Of note, there is also a ‘teardown’ procedure that is defined within several of the groups. This performs the same function as
test-group-with-cleanup, with the difference being that it will be run for every test sequence within the group, and we don’t need to explicitly call it.
The Constraint System Tests
This set of exercises has a preliminary set of tests to run (on the temperature converter) that are not connected to any exercise. Since the constraint system is being used along with a new testing system, I think it is beneficial to have a working example to start from. This also has the benefit of being a monitor on the system itself. Since these tests should always pass, we’ll know that nothing was inadvertently modified that breaks either the testing or constraint system in the course of working through the exercises. This also allows a means to experiment with other tests and get used to SRFI-64. Also, the set of tests used for the temperature converter will end up being reused in Exercise 3.37, so it’s not a totally unconnected set of tests. Since the means of constructing the temperature converter itself varies, this set of tests relies on externally (i.e. globally) defined variables, while the other tests create their own connectors when the tests are run.

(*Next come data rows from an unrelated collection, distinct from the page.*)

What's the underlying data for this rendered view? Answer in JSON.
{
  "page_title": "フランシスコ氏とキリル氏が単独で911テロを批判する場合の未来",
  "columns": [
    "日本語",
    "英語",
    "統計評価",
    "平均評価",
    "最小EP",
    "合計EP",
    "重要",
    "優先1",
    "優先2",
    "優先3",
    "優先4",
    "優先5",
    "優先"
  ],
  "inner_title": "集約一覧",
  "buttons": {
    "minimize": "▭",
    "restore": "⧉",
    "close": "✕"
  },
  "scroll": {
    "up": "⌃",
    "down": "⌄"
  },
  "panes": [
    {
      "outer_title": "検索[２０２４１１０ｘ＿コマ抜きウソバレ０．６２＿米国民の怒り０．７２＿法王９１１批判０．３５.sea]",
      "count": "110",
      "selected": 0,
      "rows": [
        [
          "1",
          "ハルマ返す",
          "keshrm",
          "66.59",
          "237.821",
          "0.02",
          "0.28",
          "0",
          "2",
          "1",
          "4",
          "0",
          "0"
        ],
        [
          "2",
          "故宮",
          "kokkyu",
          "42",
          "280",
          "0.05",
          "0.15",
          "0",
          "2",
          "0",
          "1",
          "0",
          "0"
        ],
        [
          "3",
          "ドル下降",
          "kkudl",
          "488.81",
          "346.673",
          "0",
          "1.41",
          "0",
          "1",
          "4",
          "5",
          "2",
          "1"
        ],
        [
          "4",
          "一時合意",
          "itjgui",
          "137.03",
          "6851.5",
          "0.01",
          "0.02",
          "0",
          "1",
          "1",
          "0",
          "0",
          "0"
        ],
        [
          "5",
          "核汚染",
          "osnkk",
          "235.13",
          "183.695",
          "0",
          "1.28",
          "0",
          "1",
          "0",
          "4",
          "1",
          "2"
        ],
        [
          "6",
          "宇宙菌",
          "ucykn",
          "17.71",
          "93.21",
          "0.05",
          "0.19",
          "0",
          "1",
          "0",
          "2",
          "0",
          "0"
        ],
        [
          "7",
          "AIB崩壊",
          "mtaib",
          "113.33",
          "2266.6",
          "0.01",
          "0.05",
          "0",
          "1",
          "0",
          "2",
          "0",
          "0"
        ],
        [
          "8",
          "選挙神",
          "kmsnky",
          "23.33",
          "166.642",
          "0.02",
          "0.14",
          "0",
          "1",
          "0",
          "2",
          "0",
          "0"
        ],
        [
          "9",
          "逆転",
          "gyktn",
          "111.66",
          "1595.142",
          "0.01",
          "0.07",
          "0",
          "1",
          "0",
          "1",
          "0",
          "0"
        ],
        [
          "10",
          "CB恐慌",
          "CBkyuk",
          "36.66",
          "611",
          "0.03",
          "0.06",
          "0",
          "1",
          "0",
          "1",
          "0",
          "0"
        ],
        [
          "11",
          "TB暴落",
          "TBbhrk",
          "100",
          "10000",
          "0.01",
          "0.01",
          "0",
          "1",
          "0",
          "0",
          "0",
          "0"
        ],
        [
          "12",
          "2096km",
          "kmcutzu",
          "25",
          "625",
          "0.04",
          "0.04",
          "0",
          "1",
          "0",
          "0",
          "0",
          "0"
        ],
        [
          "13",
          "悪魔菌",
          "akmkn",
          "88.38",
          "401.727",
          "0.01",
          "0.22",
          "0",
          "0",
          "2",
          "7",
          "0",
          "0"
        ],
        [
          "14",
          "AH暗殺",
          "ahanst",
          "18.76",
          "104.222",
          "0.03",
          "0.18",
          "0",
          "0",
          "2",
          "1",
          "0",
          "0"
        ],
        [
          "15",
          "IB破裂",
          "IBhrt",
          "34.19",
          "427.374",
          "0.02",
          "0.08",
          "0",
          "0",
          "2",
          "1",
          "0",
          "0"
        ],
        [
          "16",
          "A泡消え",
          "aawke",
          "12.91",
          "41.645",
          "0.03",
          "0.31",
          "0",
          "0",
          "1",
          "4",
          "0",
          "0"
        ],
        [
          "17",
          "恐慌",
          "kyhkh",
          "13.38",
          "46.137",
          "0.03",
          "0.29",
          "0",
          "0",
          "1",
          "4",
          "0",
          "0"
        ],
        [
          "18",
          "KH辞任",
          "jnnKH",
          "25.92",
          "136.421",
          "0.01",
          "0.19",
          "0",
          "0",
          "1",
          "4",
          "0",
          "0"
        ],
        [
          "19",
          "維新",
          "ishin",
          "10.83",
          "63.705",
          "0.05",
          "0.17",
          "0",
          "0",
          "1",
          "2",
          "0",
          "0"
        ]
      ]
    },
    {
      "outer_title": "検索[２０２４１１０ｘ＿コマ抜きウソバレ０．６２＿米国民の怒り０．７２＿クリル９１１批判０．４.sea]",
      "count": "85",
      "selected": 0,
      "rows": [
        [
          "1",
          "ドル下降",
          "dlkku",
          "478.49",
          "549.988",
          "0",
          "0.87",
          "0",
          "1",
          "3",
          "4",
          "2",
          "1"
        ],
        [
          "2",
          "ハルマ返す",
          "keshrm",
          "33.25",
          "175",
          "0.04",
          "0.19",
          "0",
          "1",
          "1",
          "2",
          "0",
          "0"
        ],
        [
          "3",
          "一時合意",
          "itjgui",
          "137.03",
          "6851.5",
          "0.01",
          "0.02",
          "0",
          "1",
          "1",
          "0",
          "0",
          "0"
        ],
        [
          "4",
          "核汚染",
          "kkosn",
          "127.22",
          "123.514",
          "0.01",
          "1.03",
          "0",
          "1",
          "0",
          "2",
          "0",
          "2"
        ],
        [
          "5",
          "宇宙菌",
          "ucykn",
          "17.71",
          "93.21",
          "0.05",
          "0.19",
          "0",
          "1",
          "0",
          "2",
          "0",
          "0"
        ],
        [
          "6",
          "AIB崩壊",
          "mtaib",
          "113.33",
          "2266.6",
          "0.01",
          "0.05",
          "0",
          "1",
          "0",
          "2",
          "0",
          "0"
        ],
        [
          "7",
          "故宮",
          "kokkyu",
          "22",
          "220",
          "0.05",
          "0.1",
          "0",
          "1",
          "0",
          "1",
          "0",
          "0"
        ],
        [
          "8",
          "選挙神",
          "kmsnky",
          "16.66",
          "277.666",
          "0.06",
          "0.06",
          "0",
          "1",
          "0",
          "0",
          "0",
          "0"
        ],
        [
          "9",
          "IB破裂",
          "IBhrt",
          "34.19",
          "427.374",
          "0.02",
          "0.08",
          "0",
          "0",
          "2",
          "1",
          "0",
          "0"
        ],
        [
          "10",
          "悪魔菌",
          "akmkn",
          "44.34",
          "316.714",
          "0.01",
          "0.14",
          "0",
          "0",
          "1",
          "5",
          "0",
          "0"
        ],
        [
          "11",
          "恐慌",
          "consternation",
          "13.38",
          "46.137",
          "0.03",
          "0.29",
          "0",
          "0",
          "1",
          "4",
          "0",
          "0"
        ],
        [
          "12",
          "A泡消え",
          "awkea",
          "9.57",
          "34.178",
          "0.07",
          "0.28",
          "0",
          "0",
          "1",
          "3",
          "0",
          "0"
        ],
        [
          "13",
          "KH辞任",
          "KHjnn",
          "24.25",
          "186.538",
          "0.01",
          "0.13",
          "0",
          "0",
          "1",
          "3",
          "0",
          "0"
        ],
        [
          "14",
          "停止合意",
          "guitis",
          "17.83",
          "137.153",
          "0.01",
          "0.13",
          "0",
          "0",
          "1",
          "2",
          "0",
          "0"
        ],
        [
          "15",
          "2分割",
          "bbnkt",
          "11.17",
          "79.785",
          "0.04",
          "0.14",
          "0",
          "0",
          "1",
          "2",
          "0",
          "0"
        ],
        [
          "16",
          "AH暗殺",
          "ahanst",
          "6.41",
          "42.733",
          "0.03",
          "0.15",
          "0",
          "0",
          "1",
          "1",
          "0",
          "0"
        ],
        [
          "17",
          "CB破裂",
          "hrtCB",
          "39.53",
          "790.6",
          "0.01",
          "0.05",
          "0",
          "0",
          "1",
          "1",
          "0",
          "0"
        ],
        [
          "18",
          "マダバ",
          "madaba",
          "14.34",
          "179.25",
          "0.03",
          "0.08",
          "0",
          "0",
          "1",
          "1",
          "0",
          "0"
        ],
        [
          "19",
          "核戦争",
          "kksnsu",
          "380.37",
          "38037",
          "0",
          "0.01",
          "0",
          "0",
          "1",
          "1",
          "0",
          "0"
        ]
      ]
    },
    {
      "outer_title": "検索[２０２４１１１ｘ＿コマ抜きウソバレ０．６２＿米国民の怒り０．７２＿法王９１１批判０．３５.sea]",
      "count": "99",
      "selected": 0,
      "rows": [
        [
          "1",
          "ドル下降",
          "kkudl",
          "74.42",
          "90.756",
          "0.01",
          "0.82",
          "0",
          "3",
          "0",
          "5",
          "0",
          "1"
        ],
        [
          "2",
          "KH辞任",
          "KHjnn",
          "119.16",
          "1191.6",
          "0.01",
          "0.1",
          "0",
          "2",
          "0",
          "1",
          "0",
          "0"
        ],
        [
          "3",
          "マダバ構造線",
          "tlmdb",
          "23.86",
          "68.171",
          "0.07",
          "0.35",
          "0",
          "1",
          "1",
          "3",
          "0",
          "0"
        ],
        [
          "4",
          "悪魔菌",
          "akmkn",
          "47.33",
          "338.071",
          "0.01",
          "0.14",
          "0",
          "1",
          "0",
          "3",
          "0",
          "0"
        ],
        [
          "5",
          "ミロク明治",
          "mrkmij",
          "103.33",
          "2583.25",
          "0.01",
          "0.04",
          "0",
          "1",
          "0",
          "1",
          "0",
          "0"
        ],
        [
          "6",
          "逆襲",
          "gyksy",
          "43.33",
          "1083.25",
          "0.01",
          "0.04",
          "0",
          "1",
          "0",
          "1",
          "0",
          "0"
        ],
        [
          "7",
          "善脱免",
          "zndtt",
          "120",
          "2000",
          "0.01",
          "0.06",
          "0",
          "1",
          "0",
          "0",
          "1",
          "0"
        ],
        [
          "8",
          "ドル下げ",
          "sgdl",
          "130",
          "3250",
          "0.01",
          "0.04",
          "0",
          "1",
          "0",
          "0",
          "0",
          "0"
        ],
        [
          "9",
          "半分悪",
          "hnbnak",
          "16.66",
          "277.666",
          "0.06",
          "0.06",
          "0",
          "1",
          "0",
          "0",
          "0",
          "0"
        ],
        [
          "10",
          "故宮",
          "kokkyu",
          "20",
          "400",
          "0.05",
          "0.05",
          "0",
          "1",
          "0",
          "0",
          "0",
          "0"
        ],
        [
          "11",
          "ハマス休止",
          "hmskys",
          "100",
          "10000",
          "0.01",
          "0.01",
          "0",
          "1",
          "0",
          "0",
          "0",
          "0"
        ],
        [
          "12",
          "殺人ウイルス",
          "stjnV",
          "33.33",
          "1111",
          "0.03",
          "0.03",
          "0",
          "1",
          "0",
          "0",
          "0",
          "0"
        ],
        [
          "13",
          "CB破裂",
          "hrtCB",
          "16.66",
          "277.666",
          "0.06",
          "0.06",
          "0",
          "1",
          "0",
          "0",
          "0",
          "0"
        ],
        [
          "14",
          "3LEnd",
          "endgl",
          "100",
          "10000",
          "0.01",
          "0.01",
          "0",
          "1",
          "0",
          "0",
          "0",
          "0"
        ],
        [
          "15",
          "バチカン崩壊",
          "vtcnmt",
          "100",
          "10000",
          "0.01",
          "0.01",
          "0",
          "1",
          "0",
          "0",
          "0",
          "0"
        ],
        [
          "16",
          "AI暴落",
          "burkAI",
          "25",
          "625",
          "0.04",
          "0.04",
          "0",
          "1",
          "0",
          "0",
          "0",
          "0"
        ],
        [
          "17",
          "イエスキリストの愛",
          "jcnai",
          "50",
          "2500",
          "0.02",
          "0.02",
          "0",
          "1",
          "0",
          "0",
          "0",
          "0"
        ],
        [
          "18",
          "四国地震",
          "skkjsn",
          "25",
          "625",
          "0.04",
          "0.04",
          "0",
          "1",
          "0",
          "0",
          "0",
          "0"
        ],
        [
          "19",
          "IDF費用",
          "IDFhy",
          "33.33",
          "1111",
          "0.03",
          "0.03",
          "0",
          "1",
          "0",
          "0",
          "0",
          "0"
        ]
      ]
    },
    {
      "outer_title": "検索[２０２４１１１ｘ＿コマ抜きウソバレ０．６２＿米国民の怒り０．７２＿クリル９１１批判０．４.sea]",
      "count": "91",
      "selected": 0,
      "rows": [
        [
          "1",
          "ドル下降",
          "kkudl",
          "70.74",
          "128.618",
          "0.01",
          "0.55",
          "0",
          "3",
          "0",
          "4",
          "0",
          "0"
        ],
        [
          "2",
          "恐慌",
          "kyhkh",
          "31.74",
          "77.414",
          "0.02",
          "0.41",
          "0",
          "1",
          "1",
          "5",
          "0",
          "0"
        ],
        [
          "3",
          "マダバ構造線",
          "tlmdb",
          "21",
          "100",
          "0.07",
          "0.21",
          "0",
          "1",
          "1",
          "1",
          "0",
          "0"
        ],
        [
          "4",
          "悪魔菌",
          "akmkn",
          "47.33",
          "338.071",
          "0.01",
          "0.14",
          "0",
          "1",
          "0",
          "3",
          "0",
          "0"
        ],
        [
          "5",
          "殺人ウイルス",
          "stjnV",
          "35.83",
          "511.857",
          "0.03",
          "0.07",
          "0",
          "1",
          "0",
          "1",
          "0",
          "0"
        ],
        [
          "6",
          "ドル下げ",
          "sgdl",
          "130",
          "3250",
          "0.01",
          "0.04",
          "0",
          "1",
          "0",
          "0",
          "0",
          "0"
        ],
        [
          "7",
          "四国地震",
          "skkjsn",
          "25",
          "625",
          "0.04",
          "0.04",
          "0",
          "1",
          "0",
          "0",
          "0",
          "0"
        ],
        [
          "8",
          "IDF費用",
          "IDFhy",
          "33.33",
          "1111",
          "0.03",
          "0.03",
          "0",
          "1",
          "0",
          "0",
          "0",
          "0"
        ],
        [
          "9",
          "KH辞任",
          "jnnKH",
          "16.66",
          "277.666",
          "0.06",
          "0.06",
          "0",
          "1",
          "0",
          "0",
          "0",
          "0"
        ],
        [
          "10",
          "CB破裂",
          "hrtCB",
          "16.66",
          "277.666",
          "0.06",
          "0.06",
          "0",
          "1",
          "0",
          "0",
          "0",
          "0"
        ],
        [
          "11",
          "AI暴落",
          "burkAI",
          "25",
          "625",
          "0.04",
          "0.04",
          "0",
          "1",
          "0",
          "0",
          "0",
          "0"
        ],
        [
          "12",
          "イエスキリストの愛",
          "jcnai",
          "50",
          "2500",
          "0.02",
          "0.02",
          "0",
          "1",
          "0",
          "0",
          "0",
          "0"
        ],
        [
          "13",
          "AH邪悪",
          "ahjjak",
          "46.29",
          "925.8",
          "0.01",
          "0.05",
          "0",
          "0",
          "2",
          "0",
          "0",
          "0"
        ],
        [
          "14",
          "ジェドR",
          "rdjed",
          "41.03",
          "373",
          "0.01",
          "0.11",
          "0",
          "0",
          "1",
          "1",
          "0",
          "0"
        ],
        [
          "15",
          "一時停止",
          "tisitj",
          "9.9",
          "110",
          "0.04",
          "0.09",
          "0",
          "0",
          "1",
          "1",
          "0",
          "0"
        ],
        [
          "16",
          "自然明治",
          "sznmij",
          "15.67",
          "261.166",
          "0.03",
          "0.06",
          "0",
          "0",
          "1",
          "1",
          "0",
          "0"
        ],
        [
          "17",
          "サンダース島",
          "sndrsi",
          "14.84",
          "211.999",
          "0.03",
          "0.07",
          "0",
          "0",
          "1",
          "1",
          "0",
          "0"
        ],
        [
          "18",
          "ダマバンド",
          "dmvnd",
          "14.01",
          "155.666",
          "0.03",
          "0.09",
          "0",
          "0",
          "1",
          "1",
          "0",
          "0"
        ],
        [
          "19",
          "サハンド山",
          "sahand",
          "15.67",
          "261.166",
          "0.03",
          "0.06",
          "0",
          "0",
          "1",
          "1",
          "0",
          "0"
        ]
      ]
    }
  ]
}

The exercise file also includes a ‘blank’ implementation of the
averager for Exercise 3.33. With this blank implementation that does nothing, the tests can be run and several of them will actually pass! This is unsurprising, however. Several of the tests check to see that signals are not being set improperly. Thus, an implementation that does nothing will indeed avoid setting any improper signals, and therefore pass the tests. We do want to run all of these tests, to ensure that whenever we actually make something that produces the correct output, it’s not also giving us unexpected behavior along with it.
Finally, the squarer tests included to work with Exercise 3.34 and 3.35 demonstrate a faulty implementation followed by a correct one. Here, the tests are blank and should be filled in (use the other tests as a model if needed). Building a set of tests this way, to show the expected behavior of a squarer procedure, is partly a solution to Exercise 3.34 itself. I leave at as part of the exercise to figure out what tests are needed to show the faults of the first version, which is to say, write some tests that fail. Then, once the fixed version is written for Exercise 3.35, you can use the same test set to prove that the new version does not have the same problems. But don’t forget to check additional behavior, which might well be passing in both versions but still should be verified.